The R-24, continuous insulation (ci) provided by the StoLite Panel system eliminates thermal bridging and associated heat loss, creating a more energy-efficient structure.
2. Impact on air tightness of the building envelope.
The system includes a liquid-applied air and moisture barrier that has been independently tested to show they achieve low levels of air intrusion through the exterior wall construction, which helps reduce energy needs in both heating and cooling seasons.
For the Burt Street Apartments, blower door tests have been conducted prior to the retrofit to establish baseline performance. Because the building does not have a common corridor, each apartment is entered separately from an outside walkway on each floor. Therefore, whole building leakage could not be tested easily. A sampling strategy was utilized with blower door tests conducted in half of the units. After testing, it was estimated that the facade restoration provided an air leakage reduction of 11%.
The process and costs for the project have been documented from production through installation. The total costs demonstrate that this project is not only cost-effective but also significantly less costly than most other deep energy retrofit approaches to building envelope remediation. The final tally include labor costs and materials costs of $10.35/ft² and $9.68/ft², respectively. Opportunities to streamline the process, according to The Levy Partnership, include scheduling installations to avoid cold months and coordinating material delivery more precisely. Overall, the team was very satisfied with the results of the retrofit. Malcarne summarizes, “I would definitely work with StoLite again.”
Still, anything else beyond the project’s mandated findings might only be considered a bonus – great news for the building owner, contractor or architect, but not a requirement for NYSERDA-sponsored evaluations and demonstrations of today’s best deep energy retrofits. Yet cost-effectively adding substantial amounts of insulation should enhance the building, neighborhood, and communities, making it a better place for all while also becoming more sustainable to operate, says The Levy Partnership.

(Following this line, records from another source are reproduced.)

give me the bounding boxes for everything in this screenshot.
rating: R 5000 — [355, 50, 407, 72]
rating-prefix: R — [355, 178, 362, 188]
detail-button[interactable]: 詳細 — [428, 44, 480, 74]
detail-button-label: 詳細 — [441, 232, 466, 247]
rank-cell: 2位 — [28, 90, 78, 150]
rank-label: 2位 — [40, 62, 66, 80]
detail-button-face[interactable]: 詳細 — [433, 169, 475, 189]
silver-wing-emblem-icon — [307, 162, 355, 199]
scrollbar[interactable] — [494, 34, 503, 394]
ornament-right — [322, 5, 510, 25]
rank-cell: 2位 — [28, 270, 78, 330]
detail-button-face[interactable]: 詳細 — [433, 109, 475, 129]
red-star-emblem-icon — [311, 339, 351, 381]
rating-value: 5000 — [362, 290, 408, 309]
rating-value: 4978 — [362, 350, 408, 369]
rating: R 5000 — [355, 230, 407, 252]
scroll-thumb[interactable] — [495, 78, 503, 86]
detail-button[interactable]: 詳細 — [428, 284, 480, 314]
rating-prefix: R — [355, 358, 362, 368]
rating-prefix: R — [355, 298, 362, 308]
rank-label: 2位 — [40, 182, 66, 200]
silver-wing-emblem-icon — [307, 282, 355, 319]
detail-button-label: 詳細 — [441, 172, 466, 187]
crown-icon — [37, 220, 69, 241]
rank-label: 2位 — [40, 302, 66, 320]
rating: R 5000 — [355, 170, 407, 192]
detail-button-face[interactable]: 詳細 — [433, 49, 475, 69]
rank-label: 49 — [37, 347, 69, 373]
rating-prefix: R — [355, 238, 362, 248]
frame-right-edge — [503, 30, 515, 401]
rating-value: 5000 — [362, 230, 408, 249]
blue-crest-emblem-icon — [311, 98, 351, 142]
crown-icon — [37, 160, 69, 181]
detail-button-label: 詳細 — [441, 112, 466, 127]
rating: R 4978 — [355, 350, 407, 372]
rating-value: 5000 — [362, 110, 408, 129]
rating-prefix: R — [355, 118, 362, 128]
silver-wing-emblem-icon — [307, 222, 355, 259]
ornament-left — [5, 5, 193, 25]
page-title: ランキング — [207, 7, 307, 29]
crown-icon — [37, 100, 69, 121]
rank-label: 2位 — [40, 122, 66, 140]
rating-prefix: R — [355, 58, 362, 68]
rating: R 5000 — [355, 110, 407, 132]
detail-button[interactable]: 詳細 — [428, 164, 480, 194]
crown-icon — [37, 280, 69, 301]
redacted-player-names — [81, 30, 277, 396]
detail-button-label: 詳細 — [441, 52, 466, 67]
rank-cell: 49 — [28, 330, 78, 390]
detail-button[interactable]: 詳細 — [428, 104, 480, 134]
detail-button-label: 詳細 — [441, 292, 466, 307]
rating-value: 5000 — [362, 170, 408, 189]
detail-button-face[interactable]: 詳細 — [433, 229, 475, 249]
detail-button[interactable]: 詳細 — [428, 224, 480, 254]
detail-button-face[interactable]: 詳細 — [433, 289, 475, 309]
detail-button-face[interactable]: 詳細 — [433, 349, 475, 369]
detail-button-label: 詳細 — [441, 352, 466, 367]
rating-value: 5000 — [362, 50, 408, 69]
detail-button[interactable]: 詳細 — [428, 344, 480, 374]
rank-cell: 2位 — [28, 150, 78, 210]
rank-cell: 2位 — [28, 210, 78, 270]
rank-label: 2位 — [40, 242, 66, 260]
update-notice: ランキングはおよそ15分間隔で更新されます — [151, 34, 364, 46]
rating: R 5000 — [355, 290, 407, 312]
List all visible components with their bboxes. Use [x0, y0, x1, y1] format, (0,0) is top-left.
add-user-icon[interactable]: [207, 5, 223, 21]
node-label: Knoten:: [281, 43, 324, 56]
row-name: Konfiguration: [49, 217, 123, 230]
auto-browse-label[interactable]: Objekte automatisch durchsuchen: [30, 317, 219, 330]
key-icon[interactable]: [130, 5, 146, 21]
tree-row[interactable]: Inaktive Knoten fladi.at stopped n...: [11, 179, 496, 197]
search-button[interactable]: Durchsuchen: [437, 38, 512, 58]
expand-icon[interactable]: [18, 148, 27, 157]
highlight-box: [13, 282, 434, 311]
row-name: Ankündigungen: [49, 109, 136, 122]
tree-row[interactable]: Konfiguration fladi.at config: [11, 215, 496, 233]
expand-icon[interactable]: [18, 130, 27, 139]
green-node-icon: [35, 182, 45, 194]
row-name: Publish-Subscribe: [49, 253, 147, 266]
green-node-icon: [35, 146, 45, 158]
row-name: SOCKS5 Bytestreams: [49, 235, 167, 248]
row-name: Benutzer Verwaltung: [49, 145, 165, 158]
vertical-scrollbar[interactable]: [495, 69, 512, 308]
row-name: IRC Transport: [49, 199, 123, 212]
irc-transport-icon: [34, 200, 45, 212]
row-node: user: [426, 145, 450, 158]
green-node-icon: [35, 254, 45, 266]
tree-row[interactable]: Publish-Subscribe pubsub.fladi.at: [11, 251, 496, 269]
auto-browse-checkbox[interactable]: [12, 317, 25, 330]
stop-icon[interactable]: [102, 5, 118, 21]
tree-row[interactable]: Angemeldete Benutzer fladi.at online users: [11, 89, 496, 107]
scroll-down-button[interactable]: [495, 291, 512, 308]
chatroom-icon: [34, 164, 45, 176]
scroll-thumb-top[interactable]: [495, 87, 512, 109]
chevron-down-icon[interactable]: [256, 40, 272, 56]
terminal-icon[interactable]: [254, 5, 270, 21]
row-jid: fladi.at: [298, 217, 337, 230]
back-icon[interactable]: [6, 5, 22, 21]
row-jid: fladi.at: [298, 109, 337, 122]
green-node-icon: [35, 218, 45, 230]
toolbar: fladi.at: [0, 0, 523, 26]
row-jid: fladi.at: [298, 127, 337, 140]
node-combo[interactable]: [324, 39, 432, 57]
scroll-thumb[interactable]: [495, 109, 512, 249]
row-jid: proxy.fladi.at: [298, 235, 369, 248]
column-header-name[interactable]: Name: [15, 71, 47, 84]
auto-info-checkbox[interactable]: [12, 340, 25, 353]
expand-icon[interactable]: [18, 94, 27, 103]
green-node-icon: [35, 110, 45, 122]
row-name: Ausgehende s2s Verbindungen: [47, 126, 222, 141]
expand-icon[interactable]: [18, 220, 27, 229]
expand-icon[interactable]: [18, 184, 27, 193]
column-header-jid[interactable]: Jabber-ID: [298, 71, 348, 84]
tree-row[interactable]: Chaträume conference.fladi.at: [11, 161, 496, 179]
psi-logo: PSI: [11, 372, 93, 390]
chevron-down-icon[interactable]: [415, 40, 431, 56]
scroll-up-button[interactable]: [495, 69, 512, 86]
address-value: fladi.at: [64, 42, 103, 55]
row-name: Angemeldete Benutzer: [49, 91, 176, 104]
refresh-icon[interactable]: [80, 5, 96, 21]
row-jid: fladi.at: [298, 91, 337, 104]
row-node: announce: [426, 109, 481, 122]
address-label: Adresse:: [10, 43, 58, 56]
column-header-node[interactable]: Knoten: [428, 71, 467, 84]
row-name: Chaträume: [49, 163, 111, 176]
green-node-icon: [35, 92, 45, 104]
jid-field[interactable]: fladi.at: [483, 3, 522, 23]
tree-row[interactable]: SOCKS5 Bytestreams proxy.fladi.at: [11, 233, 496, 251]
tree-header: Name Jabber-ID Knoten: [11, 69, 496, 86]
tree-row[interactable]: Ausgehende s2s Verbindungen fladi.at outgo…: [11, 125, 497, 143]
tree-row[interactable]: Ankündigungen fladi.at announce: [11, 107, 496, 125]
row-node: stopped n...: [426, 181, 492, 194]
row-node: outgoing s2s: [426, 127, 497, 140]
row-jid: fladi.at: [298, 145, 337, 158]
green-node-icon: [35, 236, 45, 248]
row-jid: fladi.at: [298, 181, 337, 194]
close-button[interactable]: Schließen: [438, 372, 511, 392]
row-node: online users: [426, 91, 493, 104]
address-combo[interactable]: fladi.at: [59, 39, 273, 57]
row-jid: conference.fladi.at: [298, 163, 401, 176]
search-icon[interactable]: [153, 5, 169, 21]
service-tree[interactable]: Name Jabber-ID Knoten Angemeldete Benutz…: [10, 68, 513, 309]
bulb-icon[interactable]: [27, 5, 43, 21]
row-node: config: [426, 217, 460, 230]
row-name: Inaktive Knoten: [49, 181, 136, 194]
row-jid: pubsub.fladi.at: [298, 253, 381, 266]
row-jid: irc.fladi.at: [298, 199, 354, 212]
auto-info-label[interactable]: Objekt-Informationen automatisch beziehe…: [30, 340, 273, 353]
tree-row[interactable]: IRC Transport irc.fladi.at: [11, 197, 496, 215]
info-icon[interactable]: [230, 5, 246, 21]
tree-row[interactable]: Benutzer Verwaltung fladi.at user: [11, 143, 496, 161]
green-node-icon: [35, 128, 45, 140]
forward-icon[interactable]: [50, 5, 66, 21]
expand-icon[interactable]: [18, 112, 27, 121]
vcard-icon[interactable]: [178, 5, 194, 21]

The project’s sponsor agrees. “One of the things we sometimes wrestle with at NYSERDA is the notion of curb appeal,” says NYSERDA’s Carver. “There are all kinds of far-out designs that people have come up with for energy-efficient buildings, but will the average homeowner latch onto them? Many of them want something that looks like a traditional home. So the fact that we can do this retrofit and preserve or even improve the appearance of the building and make it look like it’s any other apartment building -- that’s a huge plus for us.”